Current disfluency detection models focus on individual utterances each from a single speaker. However, numerous discontinuity phenomena in spoken conversational transcripts occur across multiple turns, which can not be identified by disfluency detection models. This study addresses these phenomena by proposing an innovative Multi-Turn Cleanup task for spoken conversational transcripts and collecting a new dataset, MultiTurnCleanup. We design a data labeling schema to collect the high-quality dataset and provide extensive data analysis. Furthermore, we leverage two modeling approaches for experimental evaluation as benchmarks for future research.

pdf bib
Gentopia.AI: A Collaborative Platform for Tool-Augmented LLMs
Binfeng Xu | Xukun Liu | Hua Shen | Zeyu Han | Yuhan Li | Murong Yue | Zhiyuan Peng | Yuchen Liu | Ziyu Yao | Dongkuan Xu
Proceedings of the 2023 Conference on Empirical Methods in Natural Language Processing: System Demonstrations

Augmented Language Models (ALMs) empower large language models with the ability to use tools, transforming them into intelligent agents for real-world interactions. However, most existing frameworks for ALMs, to varying degrees, are deficient in the following critical features: flexible customization, collaborative democratization, and holistic evaluation. This paper proposes Gentopia, a lightweight and extensible framework for ALMs. Gentopia allows the flexible customization of agents through simple configurations, seamlessly integrating various language models, task formats, prompting modules, and plugins into a unified paradigm. Furthermore, we establish Gentpool, a public platform enabling the registration and sharing of user-customized agents. Agents registered in Gentpool are composable such that they can be assembled together for agent collaboration, advancing the democratization of artificial intelligence. To ensure high-quality agents, Gentbench, an integral component of Gentpool, is designed to thoroughly evaluate user-customized agents across diverse aspects such as safety, robustness, efficiency, etc. We release Gentopia on Github and will continuously move forward.

2022

pdf bib
Are Shortest Rationales the Best Explanations for Human Understanding?
Hua Shen | Tongshuang Wu | Wenbo Guo | Ting-Hao Huang
Proceedings of the 60th Annual Meeting of the Association for Computational Linguistics (Volume 2: Short Papers)

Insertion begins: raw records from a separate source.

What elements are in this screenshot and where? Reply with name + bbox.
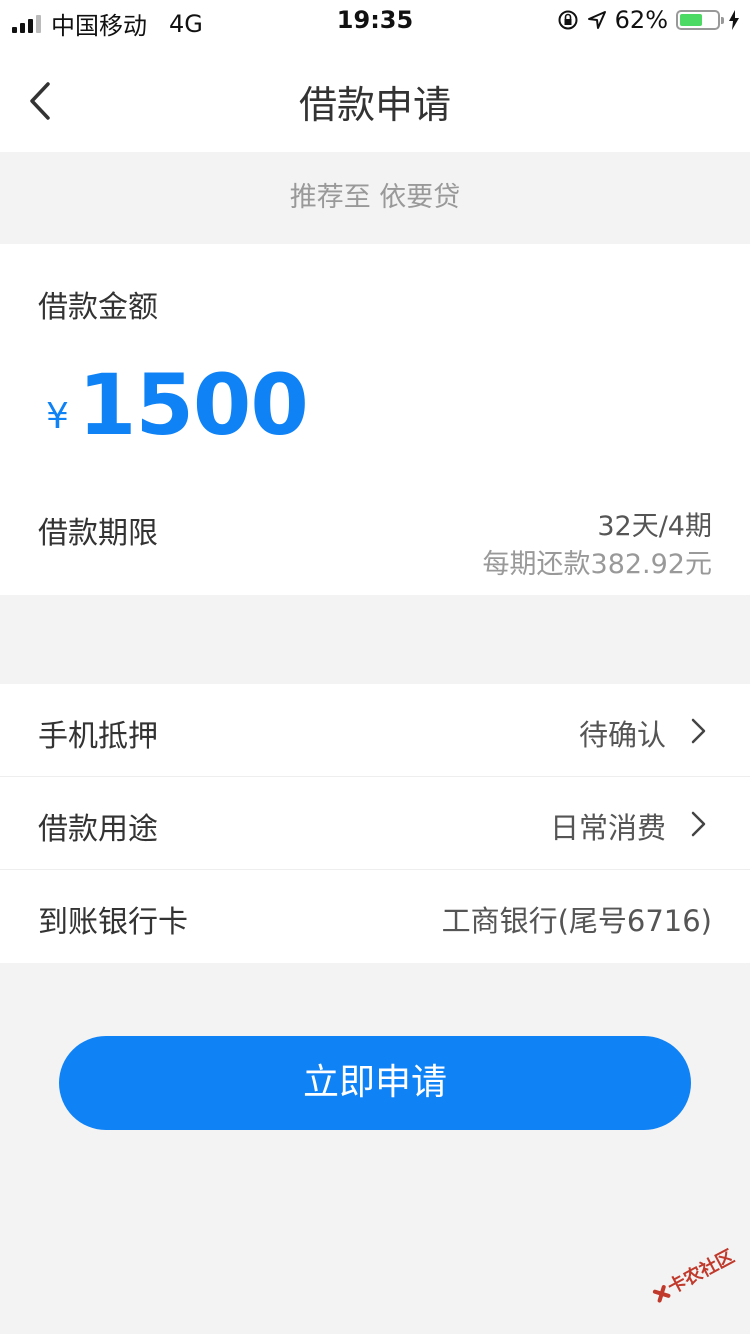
- chevron-right-icon: [691, 811, 706, 837]
- amount-card: 借款金额 ¥ 1500 借款期限 32天/4期 每期还款382.92元: [0, 244, 750, 595]
- status-bar: 中国移动 4G 19:35 62%: [0, 0, 750, 40]
- row-value: 日常消费: [549, 811, 666, 845]
- apply-button[interactable]: 立即申请: [59, 1036, 691, 1130]
- detail-list: 手机抵押 待确认 借款用途 日常消费 到账银行卡 工商银行(尾号6716): [0, 684, 750, 963]
- battery-percent: 62%: [614, 6, 668, 34]
- status-right: 62%: [557, 6, 740, 34]
- row-bank-card: 到账银行卡 工商银行(尾号6716): [0, 870, 750, 963]
- row-loan-purpose[interactable]: 借款用途 日常消费: [0, 777, 750, 870]
- term-label: 借款期限: [38, 516, 158, 551]
- recommend-banner: 推荐至 依要贷: [289, 182, 461, 213]
- page-title: 借款申请: [298, 83, 451, 127]
- watermark-logo: 卡农社区: [652, 1245, 738, 1303]
- orientation-lock-icon: [558, 10, 578, 30]
- chevron-right-icon: [691, 718, 706, 744]
- watermark-text: 卡农社区: [664, 1245, 738, 1298]
- row-value: 工商银行(尾号6716): [441, 904, 712, 938]
- per-period-repayment: 每期还款382.92元: [482, 549, 712, 580]
- amount-label: 借款金额: [38, 290, 158, 325]
- row-label: 借款用途: [38, 812, 158, 847]
- nav-bar: 借款申请: [0, 40, 750, 152]
- battery-level: [680, 14, 703, 26]
- row-label: 到账银行卡: [38, 905, 188, 940]
- charging-icon: [729, 10, 739, 30]
- row-phone-mortgage[interactable]: 手机抵押 待确认: [0, 684, 750, 777]
- term-value: 32天/4期: [597, 511, 712, 542]
- amount-value: 1500: [78, 356, 309, 454]
- currency-symbol: ¥: [46, 396, 69, 437]
- location-icon: [587, 11, 606, 29]
- row-value: 待确认: [578, 718, 666, 752]
- battery-icon: [676, 10, 724, 30]
- row-label: 手机抵押: [38, 719, 158, 754]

Existing self-explaining models typically favor extracting the shortest possible rationales — snippets of an input text “responsible for” corresponding output — to explain the model prediction, with the assumption that shorter rationales are more intuitive to humans. However, this assumption has yet to be validated. Is the shortest rationale indeed the most human-understandable? To answer this question, we design a self-explaining model, LimitedInk, which allows users to extract rationales at any target length. Compared to existing baselines, LimitedInk achieves compatible end-task performance and human-annotated rationale agreement, making it a suitable representation of the recent class of self-explaining models. We use LimitedInk to conduct a user study on the impact of rationale length, where we ask human judges to predict the sentiment label of documents based only on LimitedInk-generated rationales with different lengths. We show rationales that are too short do not help humans predict labels better than randomly masked text, suggesting the need for more careful design of the best human rationales.